Konnyaku Itame: Stir Fried Konnyaku with Egg
Trying to explain Konnyaku to somebody who has never tried it is a little bit like trying to describe the feeling of walking on sand to somebody who has never been to the beach: you can say all the right words and still fail to convey the experience.
Konnyaku really is a unique substance. When you handle it, it’s easy to imagine you are dealing with some exotic product of food science: this kind of texture just doesn’t seem that “natural” at first glance. And yet there’s nothing artificial about konnyaku, nor is it particularly intensively processed: it’s just a gel made from konjac corm flour, water, and a bit of limewater. In fact, the recipe is essentially unchanged over the last 1450 years.
The gray, glutinous, jelly-like substance that results has only the faintest of tastes, so in the end konnyaku tastes like whatever sauce you add to it. And attention dieters: konnyaku is, essentially, calorie-free. Basically, all you’re eating is dietary fiber suspended in a water-based gel. Not surprisingly, nutritionists are enamored with this stuff.
As for that texture, well, the one thing I can say for sure is that it strikes foreigners as deeply weird. Imagine what would happen if jell-o grew a backbone! Konyaku is much firmer than gelatin, but still soft, slippery and delicious. It’s the kind of thing everybody should try at least once.
In this recipe, we suspend it in some very lightly seasoned scrambled eggs, to produce a delicate side dish you can make in just a few minutes. Serve it to guests and dare them to guess what they’re eating!
Ingredients (for two)
- Konnyaku – half a piece, about 10 cm. by 20 cm.
- Eggs – two
- Sugar – half a teaspoon
- Mirin – one teaspoon
- Sake – one teaspoon
- Soy sauce – two teaspoons
- Cut konnyaku into thin strips.
- Scramble the eggs lightly without quite homogenizing them
- Stir fry the konnyaku over medium fire until it dries a bit (3 minutes or so)

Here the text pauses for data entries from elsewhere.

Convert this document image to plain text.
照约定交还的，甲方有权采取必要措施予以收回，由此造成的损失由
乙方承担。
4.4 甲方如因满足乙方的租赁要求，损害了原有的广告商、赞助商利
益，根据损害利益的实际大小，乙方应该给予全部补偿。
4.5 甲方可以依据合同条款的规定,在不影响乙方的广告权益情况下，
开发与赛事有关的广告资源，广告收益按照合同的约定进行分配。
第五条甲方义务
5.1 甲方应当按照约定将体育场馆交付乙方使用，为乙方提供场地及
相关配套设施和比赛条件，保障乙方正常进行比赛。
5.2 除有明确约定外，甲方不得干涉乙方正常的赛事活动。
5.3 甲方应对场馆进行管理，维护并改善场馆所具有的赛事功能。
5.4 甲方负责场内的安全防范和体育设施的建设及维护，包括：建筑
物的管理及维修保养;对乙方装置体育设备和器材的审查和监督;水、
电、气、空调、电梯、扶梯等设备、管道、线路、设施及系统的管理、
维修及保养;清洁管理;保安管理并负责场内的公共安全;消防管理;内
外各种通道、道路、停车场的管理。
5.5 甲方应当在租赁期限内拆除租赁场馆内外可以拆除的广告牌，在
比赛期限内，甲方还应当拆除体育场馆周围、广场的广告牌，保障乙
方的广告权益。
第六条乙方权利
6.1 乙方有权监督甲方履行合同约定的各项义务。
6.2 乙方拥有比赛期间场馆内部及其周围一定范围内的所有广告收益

- Stir in the sugar, then stir in the mirin, sake and soy sauce
- When the liquid is largely (but not totally) dried, add the eggs
- Stir for 5 seconds, let the eggs cook for 10 seconds. Keep alternating between stirring and letting cook until eggs are mostly but not totally dry
Serve as a side-dish.
For today’s luch, we had vegetable and beef stir fry, konnyaku itame, white rice and natto.